April 23, 2009 | Roger McEowen

As times continue to grow tougher in the ethanol industry - proposed projects fail to raise the necessary capital and bankruptcy rate of existing plants rises – the possibility of crooked conduct increases. That was the case recently in North Carolina, an area that had planned on being at the center of the bio-fuels craze on the East Coast, but where those plans have been dashed by failing plants.

In 2004, Agri-Ethanol Products of Raleigh wanted to construct a $220 million ethanol production facility in Beaufort County and needed a Clean Air Permit. Securing the permit, it was believed, would encourage investors to fund construction of the plant. The company (as is now the case with many ethanol projects) was having trouble raising capital, so they started telling potential investors that they had political connections – even putting the boast in their prospectus. That claim was true. The company did have political connections – obtained by a bribe.
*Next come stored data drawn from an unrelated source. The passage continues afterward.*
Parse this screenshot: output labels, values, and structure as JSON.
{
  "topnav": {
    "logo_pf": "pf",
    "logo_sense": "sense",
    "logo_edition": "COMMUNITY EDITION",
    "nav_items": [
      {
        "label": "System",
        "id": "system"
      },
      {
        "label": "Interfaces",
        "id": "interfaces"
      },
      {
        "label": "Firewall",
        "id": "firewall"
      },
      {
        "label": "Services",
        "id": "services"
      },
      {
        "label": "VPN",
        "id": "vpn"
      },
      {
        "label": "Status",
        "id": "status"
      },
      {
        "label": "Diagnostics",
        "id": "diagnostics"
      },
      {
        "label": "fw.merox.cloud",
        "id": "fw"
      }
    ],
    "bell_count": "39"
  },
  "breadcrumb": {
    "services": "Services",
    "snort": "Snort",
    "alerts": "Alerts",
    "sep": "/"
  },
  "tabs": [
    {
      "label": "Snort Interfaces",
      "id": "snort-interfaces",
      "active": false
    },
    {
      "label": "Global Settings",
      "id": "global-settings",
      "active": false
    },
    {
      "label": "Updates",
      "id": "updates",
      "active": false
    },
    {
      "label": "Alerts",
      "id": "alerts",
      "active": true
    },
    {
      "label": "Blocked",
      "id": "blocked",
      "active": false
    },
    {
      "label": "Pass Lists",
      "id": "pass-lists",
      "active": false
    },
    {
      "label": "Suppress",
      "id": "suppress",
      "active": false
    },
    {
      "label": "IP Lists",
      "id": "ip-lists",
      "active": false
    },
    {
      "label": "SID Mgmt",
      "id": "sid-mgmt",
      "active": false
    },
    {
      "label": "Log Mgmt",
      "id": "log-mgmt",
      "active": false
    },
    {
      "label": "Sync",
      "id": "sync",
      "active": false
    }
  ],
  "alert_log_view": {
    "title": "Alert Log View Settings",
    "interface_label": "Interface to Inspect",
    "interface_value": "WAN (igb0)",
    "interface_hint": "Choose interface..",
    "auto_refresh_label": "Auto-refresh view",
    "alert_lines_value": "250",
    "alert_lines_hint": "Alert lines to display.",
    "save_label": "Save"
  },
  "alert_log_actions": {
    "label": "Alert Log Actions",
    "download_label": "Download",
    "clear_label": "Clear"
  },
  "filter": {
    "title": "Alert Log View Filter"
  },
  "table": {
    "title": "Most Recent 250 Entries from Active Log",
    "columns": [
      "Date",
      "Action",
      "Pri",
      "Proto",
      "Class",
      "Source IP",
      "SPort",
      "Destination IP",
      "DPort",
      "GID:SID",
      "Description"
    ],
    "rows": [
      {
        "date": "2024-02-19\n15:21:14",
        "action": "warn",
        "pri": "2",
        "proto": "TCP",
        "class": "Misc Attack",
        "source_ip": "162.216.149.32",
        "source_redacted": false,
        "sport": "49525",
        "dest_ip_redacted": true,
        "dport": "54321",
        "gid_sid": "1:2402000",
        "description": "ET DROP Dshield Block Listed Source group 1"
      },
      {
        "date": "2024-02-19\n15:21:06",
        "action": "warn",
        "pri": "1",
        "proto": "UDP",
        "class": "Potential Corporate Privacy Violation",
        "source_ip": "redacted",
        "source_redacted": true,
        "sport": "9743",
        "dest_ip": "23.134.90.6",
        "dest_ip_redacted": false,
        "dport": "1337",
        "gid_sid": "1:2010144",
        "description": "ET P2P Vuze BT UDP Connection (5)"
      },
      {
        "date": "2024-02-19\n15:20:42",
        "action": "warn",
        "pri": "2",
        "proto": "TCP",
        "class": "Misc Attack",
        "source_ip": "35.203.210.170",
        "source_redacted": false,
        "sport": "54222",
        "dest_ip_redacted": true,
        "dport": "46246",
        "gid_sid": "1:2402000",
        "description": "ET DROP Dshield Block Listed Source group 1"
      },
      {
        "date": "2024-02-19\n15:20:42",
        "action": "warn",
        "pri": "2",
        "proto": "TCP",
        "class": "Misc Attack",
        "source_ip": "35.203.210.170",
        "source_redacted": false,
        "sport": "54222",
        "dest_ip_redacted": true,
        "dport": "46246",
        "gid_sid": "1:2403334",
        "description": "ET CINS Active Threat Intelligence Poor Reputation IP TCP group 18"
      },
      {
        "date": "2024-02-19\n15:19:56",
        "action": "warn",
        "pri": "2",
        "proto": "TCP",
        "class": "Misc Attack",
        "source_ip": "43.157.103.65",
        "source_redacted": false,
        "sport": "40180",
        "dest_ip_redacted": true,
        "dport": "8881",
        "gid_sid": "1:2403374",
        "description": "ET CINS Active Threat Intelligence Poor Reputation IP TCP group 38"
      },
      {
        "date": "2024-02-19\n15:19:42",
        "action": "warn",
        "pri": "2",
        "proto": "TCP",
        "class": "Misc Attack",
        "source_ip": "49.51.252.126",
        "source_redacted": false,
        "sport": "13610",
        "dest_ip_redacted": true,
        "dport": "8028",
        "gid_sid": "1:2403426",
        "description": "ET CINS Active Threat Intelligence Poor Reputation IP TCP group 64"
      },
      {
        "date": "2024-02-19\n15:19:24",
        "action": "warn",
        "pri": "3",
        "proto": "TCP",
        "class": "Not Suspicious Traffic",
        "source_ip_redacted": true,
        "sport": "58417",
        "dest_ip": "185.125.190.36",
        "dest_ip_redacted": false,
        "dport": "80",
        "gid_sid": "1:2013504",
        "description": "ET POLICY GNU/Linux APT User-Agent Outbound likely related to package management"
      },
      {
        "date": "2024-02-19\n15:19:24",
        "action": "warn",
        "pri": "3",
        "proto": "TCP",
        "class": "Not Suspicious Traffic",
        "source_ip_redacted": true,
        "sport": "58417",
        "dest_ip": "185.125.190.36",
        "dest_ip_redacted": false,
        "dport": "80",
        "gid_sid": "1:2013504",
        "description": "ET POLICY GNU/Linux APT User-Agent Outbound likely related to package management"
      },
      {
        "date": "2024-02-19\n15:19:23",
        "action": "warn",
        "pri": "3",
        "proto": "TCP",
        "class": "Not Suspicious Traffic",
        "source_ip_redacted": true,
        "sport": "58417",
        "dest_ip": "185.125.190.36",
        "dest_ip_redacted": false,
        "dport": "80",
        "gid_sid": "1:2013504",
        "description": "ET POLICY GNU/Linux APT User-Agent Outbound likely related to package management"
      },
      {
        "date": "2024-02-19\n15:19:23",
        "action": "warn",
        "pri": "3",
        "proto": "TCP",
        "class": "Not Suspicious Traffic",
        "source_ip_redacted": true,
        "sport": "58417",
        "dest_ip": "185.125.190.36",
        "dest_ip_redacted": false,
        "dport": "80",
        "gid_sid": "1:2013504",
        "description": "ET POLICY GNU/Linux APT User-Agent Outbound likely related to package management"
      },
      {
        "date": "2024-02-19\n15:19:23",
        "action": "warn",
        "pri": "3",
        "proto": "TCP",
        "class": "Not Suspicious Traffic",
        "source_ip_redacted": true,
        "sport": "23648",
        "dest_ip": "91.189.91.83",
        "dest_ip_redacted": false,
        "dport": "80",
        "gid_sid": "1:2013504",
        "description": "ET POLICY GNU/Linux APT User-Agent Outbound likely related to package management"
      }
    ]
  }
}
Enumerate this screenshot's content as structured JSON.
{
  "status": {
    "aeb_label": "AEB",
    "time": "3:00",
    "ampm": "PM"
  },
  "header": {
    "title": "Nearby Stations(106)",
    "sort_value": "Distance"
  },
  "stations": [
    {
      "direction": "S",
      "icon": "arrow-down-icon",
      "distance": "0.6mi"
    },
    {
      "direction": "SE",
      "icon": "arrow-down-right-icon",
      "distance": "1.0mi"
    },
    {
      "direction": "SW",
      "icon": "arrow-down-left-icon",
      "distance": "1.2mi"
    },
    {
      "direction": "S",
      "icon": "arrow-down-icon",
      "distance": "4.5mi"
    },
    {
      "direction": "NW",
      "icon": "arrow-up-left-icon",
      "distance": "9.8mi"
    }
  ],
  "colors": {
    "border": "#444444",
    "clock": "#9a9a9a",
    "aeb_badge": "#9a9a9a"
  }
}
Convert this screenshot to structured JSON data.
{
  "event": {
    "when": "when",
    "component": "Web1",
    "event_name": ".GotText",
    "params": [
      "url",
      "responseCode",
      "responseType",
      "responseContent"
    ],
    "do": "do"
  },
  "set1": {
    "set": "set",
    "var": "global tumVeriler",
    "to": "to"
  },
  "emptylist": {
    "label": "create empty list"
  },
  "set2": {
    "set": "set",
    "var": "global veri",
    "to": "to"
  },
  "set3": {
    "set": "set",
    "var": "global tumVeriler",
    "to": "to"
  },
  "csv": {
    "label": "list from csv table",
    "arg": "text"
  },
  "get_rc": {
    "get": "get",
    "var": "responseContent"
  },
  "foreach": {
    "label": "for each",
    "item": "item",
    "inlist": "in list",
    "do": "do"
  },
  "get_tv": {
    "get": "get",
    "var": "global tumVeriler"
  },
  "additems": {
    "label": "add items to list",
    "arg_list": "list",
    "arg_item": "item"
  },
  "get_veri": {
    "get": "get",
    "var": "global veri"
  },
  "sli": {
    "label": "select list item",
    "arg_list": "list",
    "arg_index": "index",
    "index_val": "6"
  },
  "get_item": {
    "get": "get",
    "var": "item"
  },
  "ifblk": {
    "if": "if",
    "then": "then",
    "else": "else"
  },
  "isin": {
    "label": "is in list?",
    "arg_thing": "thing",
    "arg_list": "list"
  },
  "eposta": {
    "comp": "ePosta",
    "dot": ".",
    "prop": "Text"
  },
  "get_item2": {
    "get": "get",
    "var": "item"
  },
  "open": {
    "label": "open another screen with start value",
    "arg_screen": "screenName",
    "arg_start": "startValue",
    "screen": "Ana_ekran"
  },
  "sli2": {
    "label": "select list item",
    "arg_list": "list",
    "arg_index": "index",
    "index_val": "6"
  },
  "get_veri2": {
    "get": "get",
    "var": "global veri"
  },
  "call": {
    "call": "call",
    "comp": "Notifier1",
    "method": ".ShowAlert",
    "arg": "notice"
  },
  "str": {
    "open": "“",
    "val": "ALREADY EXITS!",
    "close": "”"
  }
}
Agri-Ethanol officials had approached Boyce Hudson, a senior field officer with the North Carolina Department of Environment and Natural Resources (DENR) who also lobbied the state legislature and the governor’s office, and offered him $100,000 cash and a two-year consulting contract worth another $108,000 after he retired from the DENR in 2005. In exchange for the money and the consulting contract, Hudson guaranteed the company the necessary state clean-air permit.

A potential investor contacted authorities about the political-connection claim in the prospectus. A federal agent posed as a potential investor who paid Hudson a $15,000 advance on his bribe. Later in 2006, Agri-Ethanol paid Hudson $5,000. But, Hudson got impatient for the rest of his money and sent an invoice to Agri-Ethanol for the remainder of his bribe funds. That gave the feds the ammo they needed, and they brought federal extortion and money laundering claims against Hudson.

On May 27, 2008, Hudson plead guilty to the charges in federal district court and in late July was sentenced to 40 months in federal prison followed by three years of supervised release. Hudson must pay a $35,000 fine and repay the $15,000 advance on his bribe. Hudson is 67 years old.

In a separate matter, a former owner and president of a biodiesel plant in Mississippi along with his corporate secretary (also a lawyer), have been accused of defrauding the USDA out of $2.8 million by filing false claims for tax subsidies related to biodiesel and ethanol over a more than two-year period. In a 10-count indictment, the pair is accused of submitting false claims related to the amount of soybean oil used to produce biodiesel fuel that the plant manufactured. Under federal law, taxpayers can receive $1 per gallon of biodiesel produced. If convicted, the pair face up to five years in prison and a $250,000 fine. The company filed bankruptcy in 2006 and was later sold to a business in the Virgin Islands. The lawyer had previously been sentenced to eight years in prison after pleading guilty to eight counts of stealing more than $1 million in clients' money and investing it into the biodiesel plant rather than into clients' real estate accounts.